La pertinence de ses grands principes est incontestable. Il entend réconcilier l’activité économique et la protection de la nature. Ce qui est une première en Chine. Il réprime les crimes contre l’environnement[1]. Les contrevenants s’exposant, même, dans certains cas, à une condamnation à mort. La création de fonds publics pour financer la dépollution est prévue. De même, les lanceurs d’alerte font désormais l’objet d’une protection officielle.

des mesures contournables

Mais cela reste très insuffisant, estiment deux universitaires chinois. Dans un article publié jeudi 22 janvier par Nature, Bo Zhang (ministère de la protection de l’environnement) et Cong Cao (université de Nottingham) rappellent que les mesures de protection de la forêt, des prairies ou de l’eau peuvent être contournées par des législations spécifiques, sur l’agriculture notamment. Toute ressemblance avec une situation connue en France est purement fortuite.

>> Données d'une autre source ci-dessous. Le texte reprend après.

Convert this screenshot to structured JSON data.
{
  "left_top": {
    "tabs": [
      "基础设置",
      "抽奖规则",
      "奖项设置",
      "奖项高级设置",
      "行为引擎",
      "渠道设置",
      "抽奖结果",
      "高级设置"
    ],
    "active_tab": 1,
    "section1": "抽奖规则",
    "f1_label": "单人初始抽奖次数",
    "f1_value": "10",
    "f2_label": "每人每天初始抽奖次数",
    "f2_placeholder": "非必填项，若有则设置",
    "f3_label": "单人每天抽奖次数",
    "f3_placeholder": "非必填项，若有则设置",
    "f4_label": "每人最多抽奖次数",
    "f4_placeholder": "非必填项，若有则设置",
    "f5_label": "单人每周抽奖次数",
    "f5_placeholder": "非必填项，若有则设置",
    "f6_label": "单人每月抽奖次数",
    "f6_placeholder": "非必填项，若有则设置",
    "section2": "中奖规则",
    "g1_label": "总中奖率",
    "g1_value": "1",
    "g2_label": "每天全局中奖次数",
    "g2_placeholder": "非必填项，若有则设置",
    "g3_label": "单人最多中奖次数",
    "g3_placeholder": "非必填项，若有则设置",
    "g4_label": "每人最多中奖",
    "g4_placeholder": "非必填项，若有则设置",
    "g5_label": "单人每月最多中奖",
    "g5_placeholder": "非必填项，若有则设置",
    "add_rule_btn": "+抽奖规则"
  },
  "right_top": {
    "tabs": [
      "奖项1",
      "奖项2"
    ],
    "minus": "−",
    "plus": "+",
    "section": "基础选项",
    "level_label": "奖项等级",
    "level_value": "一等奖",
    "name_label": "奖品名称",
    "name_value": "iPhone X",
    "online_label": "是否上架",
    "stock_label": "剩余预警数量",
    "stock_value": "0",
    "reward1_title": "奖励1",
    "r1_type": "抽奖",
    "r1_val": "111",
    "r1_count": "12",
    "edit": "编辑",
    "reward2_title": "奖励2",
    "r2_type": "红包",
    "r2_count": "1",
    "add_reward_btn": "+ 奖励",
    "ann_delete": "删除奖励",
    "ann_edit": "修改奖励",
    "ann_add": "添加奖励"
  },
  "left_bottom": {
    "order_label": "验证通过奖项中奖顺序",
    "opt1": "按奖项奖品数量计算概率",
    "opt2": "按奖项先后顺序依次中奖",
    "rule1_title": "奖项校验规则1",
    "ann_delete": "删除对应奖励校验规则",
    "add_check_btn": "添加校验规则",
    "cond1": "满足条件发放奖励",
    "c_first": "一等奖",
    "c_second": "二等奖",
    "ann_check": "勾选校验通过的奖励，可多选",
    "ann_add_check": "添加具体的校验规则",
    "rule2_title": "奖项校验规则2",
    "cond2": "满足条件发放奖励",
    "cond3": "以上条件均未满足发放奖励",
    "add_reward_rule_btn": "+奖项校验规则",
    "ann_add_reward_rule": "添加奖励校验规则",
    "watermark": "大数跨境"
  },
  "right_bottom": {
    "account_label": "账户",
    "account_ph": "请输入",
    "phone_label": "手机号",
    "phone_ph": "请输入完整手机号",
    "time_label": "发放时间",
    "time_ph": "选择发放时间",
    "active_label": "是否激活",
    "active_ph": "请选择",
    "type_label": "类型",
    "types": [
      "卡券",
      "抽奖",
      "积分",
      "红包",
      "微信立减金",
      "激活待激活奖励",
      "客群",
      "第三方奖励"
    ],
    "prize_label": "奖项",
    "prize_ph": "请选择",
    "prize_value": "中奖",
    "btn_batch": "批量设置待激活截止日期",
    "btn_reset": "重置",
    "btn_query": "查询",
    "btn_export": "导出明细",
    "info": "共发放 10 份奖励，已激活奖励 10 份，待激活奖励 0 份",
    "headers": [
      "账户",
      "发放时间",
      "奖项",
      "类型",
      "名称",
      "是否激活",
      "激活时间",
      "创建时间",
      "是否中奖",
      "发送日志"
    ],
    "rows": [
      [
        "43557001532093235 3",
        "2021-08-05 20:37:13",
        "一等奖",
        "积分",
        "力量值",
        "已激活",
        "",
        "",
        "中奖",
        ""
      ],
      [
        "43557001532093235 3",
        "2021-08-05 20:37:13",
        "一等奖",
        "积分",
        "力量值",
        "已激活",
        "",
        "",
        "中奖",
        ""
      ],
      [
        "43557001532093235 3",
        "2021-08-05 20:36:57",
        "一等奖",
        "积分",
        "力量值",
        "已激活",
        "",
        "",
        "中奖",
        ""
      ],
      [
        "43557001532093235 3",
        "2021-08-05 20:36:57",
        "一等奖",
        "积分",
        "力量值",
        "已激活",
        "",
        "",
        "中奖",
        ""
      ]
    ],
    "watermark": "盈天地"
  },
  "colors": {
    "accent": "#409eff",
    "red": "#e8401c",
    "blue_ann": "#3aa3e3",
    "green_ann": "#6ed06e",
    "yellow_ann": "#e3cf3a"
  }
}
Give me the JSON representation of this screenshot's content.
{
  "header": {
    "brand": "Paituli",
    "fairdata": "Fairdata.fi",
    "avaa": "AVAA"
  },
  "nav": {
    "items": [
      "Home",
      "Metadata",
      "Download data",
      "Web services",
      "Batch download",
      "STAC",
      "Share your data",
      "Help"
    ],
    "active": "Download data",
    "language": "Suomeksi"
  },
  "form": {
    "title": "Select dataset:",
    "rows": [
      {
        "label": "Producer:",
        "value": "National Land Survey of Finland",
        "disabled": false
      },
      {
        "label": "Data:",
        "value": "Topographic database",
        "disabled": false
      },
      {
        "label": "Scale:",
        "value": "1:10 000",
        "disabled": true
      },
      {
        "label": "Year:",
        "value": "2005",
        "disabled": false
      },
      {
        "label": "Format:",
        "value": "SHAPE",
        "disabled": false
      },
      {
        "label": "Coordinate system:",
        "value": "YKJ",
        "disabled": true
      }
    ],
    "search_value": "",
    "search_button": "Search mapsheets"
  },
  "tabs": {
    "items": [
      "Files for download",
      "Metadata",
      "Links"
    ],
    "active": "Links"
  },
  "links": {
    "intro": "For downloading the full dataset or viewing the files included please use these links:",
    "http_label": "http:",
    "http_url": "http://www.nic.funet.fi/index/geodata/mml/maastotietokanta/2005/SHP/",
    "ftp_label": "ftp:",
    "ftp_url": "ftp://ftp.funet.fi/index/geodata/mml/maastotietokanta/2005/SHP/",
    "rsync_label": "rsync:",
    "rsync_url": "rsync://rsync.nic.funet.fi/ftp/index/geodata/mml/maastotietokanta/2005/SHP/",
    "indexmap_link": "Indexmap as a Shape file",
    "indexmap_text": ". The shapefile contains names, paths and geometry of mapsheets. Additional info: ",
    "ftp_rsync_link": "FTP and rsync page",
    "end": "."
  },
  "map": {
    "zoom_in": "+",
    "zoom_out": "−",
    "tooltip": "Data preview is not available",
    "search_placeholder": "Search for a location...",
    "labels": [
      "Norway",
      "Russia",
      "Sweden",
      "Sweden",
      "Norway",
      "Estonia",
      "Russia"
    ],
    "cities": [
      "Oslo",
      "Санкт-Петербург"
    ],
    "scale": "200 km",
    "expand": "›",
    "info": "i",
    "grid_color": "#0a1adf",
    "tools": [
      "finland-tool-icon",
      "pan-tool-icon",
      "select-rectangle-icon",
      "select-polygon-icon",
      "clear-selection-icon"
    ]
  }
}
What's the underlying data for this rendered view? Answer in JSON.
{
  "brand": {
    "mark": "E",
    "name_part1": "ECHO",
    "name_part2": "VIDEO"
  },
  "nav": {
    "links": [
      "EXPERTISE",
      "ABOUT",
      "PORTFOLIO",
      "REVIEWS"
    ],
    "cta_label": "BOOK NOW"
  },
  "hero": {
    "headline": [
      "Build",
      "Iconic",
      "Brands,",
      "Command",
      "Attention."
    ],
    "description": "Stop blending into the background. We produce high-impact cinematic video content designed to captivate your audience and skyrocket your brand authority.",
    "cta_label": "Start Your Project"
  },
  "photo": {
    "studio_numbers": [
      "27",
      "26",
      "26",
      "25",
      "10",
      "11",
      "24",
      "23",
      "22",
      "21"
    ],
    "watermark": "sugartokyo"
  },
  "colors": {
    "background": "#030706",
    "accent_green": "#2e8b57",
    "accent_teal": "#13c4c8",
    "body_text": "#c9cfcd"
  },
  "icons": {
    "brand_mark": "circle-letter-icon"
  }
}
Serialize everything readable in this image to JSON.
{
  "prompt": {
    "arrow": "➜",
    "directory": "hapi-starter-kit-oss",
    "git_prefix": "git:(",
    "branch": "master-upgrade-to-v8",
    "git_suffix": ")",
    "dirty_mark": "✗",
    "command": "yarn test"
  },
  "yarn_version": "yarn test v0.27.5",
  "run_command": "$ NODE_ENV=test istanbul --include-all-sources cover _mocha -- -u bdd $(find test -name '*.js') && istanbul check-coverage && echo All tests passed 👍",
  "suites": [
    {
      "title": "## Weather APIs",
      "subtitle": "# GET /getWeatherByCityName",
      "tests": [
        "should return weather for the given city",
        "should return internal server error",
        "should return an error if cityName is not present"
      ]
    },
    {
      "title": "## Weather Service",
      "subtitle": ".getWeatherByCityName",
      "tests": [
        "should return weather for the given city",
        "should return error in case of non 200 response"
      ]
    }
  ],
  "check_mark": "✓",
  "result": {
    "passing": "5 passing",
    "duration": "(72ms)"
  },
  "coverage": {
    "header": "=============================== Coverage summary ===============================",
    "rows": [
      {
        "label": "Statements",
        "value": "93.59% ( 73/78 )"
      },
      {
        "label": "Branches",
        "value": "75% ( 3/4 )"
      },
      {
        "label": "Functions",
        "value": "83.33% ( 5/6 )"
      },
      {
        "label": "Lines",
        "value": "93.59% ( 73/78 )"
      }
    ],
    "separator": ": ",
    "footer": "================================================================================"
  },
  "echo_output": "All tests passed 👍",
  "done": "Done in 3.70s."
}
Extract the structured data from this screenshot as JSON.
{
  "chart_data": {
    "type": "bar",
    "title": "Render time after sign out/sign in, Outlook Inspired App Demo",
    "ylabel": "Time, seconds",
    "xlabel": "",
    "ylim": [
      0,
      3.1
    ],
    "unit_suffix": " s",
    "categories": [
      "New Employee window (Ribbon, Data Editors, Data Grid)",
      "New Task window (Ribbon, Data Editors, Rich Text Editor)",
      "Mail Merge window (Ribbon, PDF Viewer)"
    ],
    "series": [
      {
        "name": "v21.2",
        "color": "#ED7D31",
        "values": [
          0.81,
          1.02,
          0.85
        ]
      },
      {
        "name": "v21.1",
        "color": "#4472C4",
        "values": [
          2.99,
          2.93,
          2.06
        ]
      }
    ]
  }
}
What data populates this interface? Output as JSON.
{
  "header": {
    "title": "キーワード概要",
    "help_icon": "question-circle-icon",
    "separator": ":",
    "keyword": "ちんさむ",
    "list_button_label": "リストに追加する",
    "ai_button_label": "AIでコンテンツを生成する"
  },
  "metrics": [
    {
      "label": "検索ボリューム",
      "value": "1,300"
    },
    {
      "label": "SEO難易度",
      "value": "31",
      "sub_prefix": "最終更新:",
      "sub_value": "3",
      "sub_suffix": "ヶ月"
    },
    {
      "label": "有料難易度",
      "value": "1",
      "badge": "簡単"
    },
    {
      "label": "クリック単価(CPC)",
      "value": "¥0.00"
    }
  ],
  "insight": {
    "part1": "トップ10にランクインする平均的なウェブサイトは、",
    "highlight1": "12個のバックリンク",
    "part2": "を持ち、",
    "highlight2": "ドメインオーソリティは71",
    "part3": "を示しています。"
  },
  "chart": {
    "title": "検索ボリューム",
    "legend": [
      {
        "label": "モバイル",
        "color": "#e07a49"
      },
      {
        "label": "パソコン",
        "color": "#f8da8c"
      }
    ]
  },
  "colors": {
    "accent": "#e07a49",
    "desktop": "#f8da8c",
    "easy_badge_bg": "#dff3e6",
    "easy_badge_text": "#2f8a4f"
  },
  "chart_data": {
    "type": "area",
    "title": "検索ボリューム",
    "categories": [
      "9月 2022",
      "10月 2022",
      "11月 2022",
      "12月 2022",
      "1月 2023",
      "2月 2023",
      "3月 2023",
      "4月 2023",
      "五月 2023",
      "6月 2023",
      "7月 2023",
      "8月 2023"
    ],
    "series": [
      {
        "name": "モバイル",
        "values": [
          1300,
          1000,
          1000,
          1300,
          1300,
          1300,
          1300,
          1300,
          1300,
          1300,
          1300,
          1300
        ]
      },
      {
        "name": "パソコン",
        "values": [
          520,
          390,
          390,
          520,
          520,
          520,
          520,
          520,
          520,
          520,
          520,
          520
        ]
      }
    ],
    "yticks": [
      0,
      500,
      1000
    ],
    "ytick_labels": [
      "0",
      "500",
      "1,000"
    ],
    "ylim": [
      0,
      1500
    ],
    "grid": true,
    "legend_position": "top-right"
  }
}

Les deux auteurs déplorent aussi une gouvernance inefficace, tant au niveau central que local. A Pékin, la protection de l’environnement, écrivent-ils, est de la responsabilité de plusieurs ministères (environnement, ressources aquatiques, protection des sols et de l’agriculture). Sans compter les administrations centrales en charge des océans ou de la forêt. Bo Zhang et Cong Cao préfèreraient de beaucoup mettre en place une structure à l’américaine: un conseil de la qualité de l’environnement rapportant au chef de l’Etat et une administration fédérale comparable à l’EPA.

Pas de principe constitutionnel

Juridiquement, les deux chercheurs rappellent aussi que, contrairement au droit édicté dans 149 pays (dont la Russie), la jouissance d’un environnement sain n’est toujours pas un principe constitutionnel. Les ONG sont les bienvenues pour gérer des espaces naturels ou obtenir des données. Mais il leur est interdit d’ester en justice.

Dans les régions, la protection de l’environnement est le cadet des soucis des pouvoirs locaux, plus enclins à faire tourner la machine économique qu’à en préserver l’environnement.

 



[1] Sont considérés comme des crimes environnementaux «le rejet et le déversement de déchets radioactifs, ou de déchets contenant des agents pathogènes de maladies infectieuses, ou des substances toxiques dans les sources d'eau potable et dans les réserves naturelles».